- Microsoft released Tuesday a long-awaited security update for the Office zero-day vulnerability, two weeks after issuing a workaround and following repeated attacks by nation-state and other threat actors.
- Microsoft urged customers to install the updates as soon as possible. They are included in the June 2022 cumulative Windows updates.
- The Cybersecurity and Infrastructure Security Agency has added the vulnerability to its Known Exploited Vulnerabilities Catalog. The move will drive urgent mitigation across federal networks and underscores the need for all organizations to prioritize critical vulnerabilities.
The potential resolution of the Follina vulnerability calmed the nerves of security researchers and other industry executives who watched malicious actors try to take advantage of the situation, but others cautioned the risk could linger for a long time.
The widespread use of Microsoft Office made the vulnerability a lucrative target, as an attacker could use Follina to gain access to a system by enticing users to download a malicious Word document or other files. Researchers had contacted Microsoft back in April, but the company did not consider the vulnerability a serious security issue at the time, according to researchers.
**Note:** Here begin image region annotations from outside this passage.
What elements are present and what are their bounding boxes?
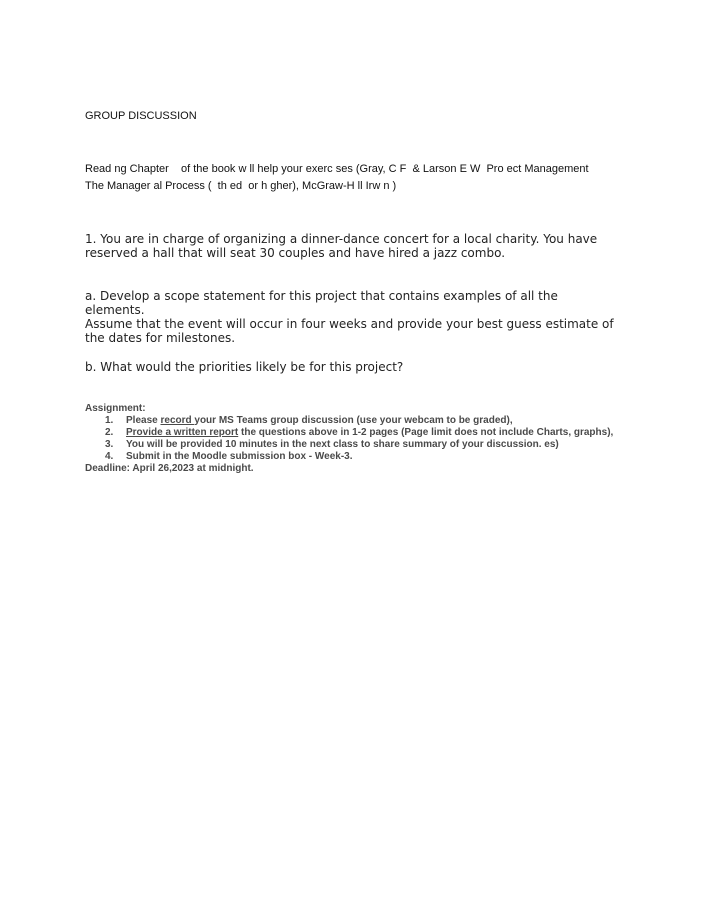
question-a [85,289,645,345]
assignment-item-number: 2. [105,427,114,438]
question-a-line-1: a. Develop a scope statement for this project that contains examples of all the [85,289,558,303]
question-1 [85,232,645,260]
assignment-item-text: the questions above in 1-2 pages (Page limit does not include Charts, graphs), [238,427,614,438]
deadline-text: Deadline: April 26,2023 at midnight. [85,463,254,474]
question-1-line-1: 1. You are in charge of organizing a dinner-dance concert for a local charity. You have [85,232,598,246]
assignment-item [105,439,625,451]
assignment-item [105,451,625,463]
assignment-item-text: You will be provided 10 minutes in the next class to share summary of your discussion. es) [126,439,559,450]
question-a-line-2: elements. [85,303,145,317]
reading-instruction [85,161,645,195]
reading-line-1: Read ng Chapter of the book w ll help your exerc ses (Gray, C F & Larson E W Pro ect Management [85,163,589,175]
assignment-item-number: 3. [105,439,114,450]
assignment-item-text: your MS Teams group discussion (use your webcam to be graded), [194,415,513,426]
record-link[interactable]: record [160,415,195,426]
assignment-item-number: 1. [105,415,114,426]
assignment-item-number: 4. [105,451,114,462]
question-a-line-3: Assume that the event will occur in four weeks and provide your best guess estimate of [85,317,614,331]
assignment-item-text: Submit in the Moodle submission box - Week-3. [126,451,353,462]
question-1-line-2: reserved a hall that will seat 30 couples and have hired a jazz combo. [85,246,506,260]
assignment-label: Assignment: [85,403,146,414]
question-b: b. What would the priorities likely be for this project? [85,360,404,374]
question-a-line-4: the dates for milestones. [85,331,236,345]
assignment-section [85,403,625,475]
assignment-list [85,415,625,463]
assignment-item [105,427,625,439]
assignment-item [105,415,625,427]
reading-line-2: The Manager al Process ( th ed or h gher), McGraw-H ll Irw n ) [85,180,397,192]
page-title: GROUP DISCUSSION [85,110,197,122]
assignment-item-text: Please [126,415,161,426]
written-report-link[interactable]: Provide a written report [126,427,239,438]
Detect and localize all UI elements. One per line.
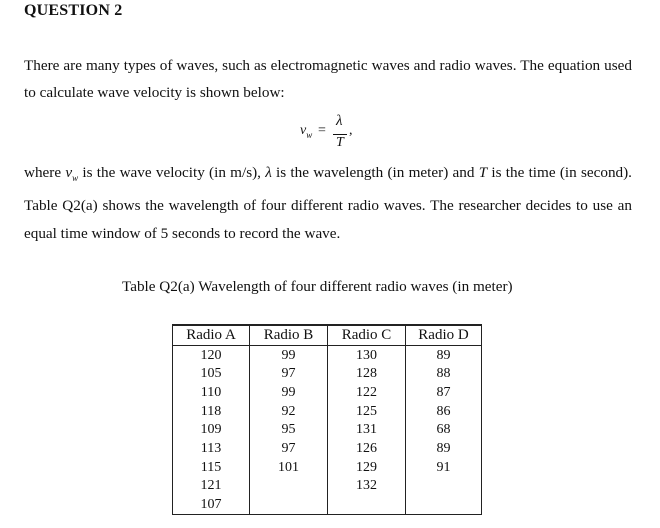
table-cell: 92 — [250, 402, 328, 421]
table-row — [173, 345, 482, 364]
table-cell: 113 — [173, 439, 250, 458]
equation-denominator: T — [336, 135, 344, 150]
table-header-row — [173, 325, 482, 345]
table-cell: 128 — [328, 364, 406, 383]
table-cell: 130 — [328, 345, 406, 364]
table-cell: 86 — [406, 402, 482, 421]
table-row — [173, 402, 482, 421]
time-symbol: T — [478, 164, 488, 181]
table-cell: 132 — [328, 477, 406, 496]
table-cell: 115 — [173, 458, 250, 477]
table-row — [173, 477, 482, 496]
lambda-symbol: λ — [265, 164, 272, 181]
table-row — [173, 439, 482, 458]
table-cell: 126 — [328, 439, 406, 458]
table-cell: 95 — [250, 420, 328, 439]
table-caption: Table Q2(a) Wavelength of four different radio waves (in meter) — [122, 278, 513, 295]
header-radio-b: Radio B — [250, 325, 328, 345]
table-cell: 122 — [328, 383, 406, 402]
header-radio-d: Radio D — [406, 325, 482, 345]
table-row — [173, 364, 482, 383]
table-cell: 129 — [328, 458, 406, 477]
equation-comma: , — [349, 123, 353, 138]
table-cell: 89 — [406, 439, 482, 458]
table-cell — [250, 495, 328, 514]
intro-paragraph: There are many types of waves, such as electromagnetic waves and radio waves. The equation used to calculate wave velocity is shown below: — [24, 57, 632, 101]
table-cell: 88 — [406, 364, 482, 383]
question-heading: QUESTION 2 — [24, 2, 123, 19]
table-cell: 68 — [406, 420, 482, 439]
equation-lhs: $v_w$ — [300, 123, 313, 140]
table-cell: 99 — [250, 383, 328, 402]
table-row — [173, 420, 482, 439]
table-row — [173, 458, 482, 477]
table-cell: 121 — [173, 477, 250, 496]
table-cell: 118 — [173, 402, 250, 421]
wavelength-table — [172, 324, 482, 515]
definition-paragraph: where $v_w$ is the wave velocity (in m/s), λ is the wavelength (in meter) and T is the time (in second). Table Q2(a) shows the wavelength of four different radio waves. The researcher decides to use an equal time window of 5 seconds to record the wave. — [24, 164, 632, 243]
table-cell: 91 — [406, 458, 482, 477]
table-cell: 131 — [328, 420, 406, 439]
table-cell — [406, 495, 482, 514]
velocity-equation — [300, 113, 360, 157]
table-cell: 97 — [250, 439, 328, 458]
table-body — [173, 345, 482, 514]
table-row — [173, 495, 482, 514]
header-radio-a: Radio A — [173, 325, 250, 345]
table-cell: 99 — [250, 345, 328, 364]
table-cell: 87 — [406, 383, 482, 402]
velocity-symbol: $v_w$ — [65, 164, 79, 184]
table-cell — [250, 477, 328, 496]
equation-equals: = — [318, 123, 326, 138]
table-cell: 107 — [173, 495, 250, 514]
table-cell: 120 — [173, 345, 250, 364]
table-cell: 110 — [173, 383, 250, 402]
table-row — [173, 383, 482, 402]
table-cell: 125 — [328, 402, 406, 421]
equation-numerator: λ — [336, 113, 343, 129]
table-cell — [328, 495, 406, 514]
table-cell: 105 — [173, 364, 250, 383]
header-radio-c: Radio C — [328, 325, 406, 345]
table-cell: 101 — [250, 458, 328, 477]
table-cell — [406, 477, 482, 496]
table-cell: 109 — [173, 420, 250, 439]
table-cell: 89 — [406, 345, 482, 364]
table-cell: 97 — [250, 364, 328, 383]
Microsoft reported 345 million paid commercial seats for Office 365 in the fiscal third quarter ended in April, a 16% year-over-year increase. The potential for exploitation is high due to the ability of threat actors to deploy email and use social engineering tactics.
Proofpoint is urging customers to quickly deploy the patch, but they cautioned that a vulnerability like this will not go away any time soon.
“This will likely lessen the broad use of this vulnerability, however much like other vulnerabilities easily exploited by email threats, it is likely exploitation will last for many years,” said Sherrod DeGrippo, vice president, threat research and detection at Proofpoint.
DeGrippo said a vulnerability discovered in 2017 in Microsoft Equation Editor remains an issue today.
Scott Walsh, senior security engineer at Coalition, a provider of cyber insurance, said Follina may serve as a wake-up call for the industry to realize that no one is ever really immune to cyber threats.
“Corporate cybersecurity is continually a hot button issue, because we are culturally starting to see that digital risks are the great equalizer of our times and everybody is a target,” Walsh said via email.
Coalition has not yet seen any insurance claims related to Follina, but if organizations fail to patch their systems, claims are expected to follow.
This week, Ukraine officials linked efforts from the threat actor Sandworm to attacks on media organizations using Follina. The Computer Emergency Response Team of Ukraine said threat actors used compromised government emails to target more than 500 recipients.
Federal officials are working with multiple stakeholders to understand how the vulnerability impacted government agencies, private industry and other organizations.
“CISA is working closely with Microsoft and a number of public and private sector partners to understand potential impacts from this vulnerability and urge everyone to patch affected systems,” Eric Goldstein, executive assistant director for cybersecurity at CISA said via email.
A federal official who asked not to be identified said federal agencies are being encouraged to deploy the patch from Microsoft.
Tanium had a number of customers, particularly in the financial services sector, that were impacted by the Follina vulnerability, according to Ken Smiley, director of special projects. The security provider worked with them to remediate with a temporary workaround until an official fix is available.
“The good news is we don’t have any specific instances where customers were attacked,” Smiley said.
Smiley said he didn’t know exactly why so many financial services firms were impacted, but said organizations in the financial industry are generally more on top of zero-day vulnerabilities.